1975 wird Kurt Wohanka zum Ordinarius für Physiologie und Pathologie der Fortpflanzung und Leiter der Fachgruppe berufen. Schwerpunkte in der Forschung während dessen Amtszeit sind neben den Themen Geburt, Eutergesundheit und Neugeborene auch umfangreiche Studien zum Puerperium bei Rindern. Die Biotechnik beim Schwein wird weiter bearbeitet, ebenso die Fortpflanzungssteuerung beim Schaf, letztere unter der Leitung von Wilfried Rommel, der als ordentlicher Professor mit Lehrauftrag in der Geburtshilfe und als Ordinarius für Tropenveterinärmedizin im Jahre 1975 in die Fachgruppe integriert wird und die Teilfächer Physiologie und Pathologie der Fortpflanzung sowie Künstliche Besamung lehrt.

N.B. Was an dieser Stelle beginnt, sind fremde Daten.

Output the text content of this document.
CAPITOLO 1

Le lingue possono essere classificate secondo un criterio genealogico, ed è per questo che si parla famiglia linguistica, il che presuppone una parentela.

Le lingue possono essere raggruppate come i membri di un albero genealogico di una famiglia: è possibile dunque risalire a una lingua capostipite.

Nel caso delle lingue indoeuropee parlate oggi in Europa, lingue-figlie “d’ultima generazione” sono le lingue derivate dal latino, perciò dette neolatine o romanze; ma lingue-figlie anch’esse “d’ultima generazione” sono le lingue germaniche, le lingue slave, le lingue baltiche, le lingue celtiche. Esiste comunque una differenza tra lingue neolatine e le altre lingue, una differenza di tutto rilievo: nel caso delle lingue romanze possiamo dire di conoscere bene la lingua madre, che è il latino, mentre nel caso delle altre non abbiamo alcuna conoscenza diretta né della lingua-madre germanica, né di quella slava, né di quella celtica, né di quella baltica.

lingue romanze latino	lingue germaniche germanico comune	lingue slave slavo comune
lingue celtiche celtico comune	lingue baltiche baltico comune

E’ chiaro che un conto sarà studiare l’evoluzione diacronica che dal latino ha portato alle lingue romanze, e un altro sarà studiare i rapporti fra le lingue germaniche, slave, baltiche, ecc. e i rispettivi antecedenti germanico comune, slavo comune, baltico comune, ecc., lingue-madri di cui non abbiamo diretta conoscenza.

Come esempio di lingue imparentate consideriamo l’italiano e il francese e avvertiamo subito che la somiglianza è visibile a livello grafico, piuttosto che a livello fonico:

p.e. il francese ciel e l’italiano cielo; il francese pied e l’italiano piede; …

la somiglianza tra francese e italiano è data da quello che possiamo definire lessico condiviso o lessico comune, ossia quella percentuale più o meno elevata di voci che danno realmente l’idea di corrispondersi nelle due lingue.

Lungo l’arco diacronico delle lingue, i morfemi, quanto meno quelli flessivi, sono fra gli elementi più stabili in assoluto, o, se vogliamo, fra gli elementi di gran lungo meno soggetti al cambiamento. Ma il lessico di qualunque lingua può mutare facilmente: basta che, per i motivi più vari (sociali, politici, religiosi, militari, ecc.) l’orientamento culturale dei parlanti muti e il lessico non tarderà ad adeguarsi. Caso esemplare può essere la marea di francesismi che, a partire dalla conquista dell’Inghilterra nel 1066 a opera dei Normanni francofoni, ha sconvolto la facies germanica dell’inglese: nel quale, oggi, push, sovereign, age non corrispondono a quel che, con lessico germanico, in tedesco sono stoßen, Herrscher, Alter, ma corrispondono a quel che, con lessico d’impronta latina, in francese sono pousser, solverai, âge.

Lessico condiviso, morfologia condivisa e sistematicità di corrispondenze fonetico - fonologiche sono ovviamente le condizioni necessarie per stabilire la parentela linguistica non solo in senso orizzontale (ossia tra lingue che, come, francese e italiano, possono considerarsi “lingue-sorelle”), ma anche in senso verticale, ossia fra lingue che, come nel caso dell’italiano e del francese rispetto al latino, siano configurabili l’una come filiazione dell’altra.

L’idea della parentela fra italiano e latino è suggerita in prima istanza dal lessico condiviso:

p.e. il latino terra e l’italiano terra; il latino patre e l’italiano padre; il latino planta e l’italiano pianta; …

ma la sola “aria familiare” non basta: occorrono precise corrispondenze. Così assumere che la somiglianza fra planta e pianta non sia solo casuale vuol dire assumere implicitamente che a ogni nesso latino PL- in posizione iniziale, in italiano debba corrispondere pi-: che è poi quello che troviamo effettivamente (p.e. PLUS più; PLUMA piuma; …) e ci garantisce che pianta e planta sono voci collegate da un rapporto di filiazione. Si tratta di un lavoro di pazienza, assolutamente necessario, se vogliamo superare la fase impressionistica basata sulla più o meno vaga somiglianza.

In der Amtszeit Wohankas erfährt die Fachgruppe eine neuerliche Umbenennung, nämlich in "Wissenschaftsbereich Fortpflanzung landwirtschaftlicher Nutztiere".

1977

1977 wird Karl Elze zum außerordentlichen Professor berufen, der für Lehre und Ausbildung auf dem Gebiet der Jungtierkrankheiten zuständig ist und die Leitung der Fachtierarztausbildung für Schweinekrankheiten sowie die Leitung der tierärztlichen Betreuung des Leipziger Zoos übernimmt.

1980

Nach der Emeritierung von Wohanka im Jahre 1980 erfolgt die Berufung von Joachim Schulz zum Ordinarius für Physiologie und Pathologie der Fortpflanzung und zum Leiter des Wissenschaftsbereiches.

1990

Nach der Wiedervereinigung und mit der Wiedereinrichtung der Veterinärmedizinischen Fakultät entscheidet sich der Fakultätsrat aus Traditionsgründen für die Umbenennung des Wissenschaftsbereiches in "Ambulatorische und Geburtshilfliche Tierklinik". Die Ambulatorische und Geburtshilfliche Tierklinik wird mit drei Professuren bestückt::

Aufzählung

Professur für Herdendiagnostik und Zuchthygiene (C-4) 1992 mit Karl Elze,

Aufzählung

Professur für Reproduktionsbiologie, Andrologie und Haustierbesamung (C-3) 1992 mit Frau Ute Schnurrbusch und

Aufzählung

Professur für Geburtskunde und Gynäkologie (C-4) im Jahre 1996 mit Axel Sobiraj,

der nach Elze im Jahre 1996 auch das Direktorat der AGTK übernimmt. Nach dem Ausscheiden von Elze wird die Professur für Herdendiagnostik und Zuchthygiene nicht mehr besetzt. Im Zusammenhang mit der Neuberufung für Geburtskunde und Gynäkologie werden umfangreiche Rekonstruktions- und Sanierungsmaßnahmen durchgeführt. Das bis 1989 dem Institut für Tierfütterung gehörende Stall- und Versuchsgebäude wird zum größten Teil wieder der AGTK zugewiesen. Es entstehen hieraus unter anderem ein Labortrakt für In-vitro-Arbeiten, ein Versuchstierabteil sowie eine für die Patientenversorgung und Lehre gleichermaßen nutzbare zweite Klinikhalle.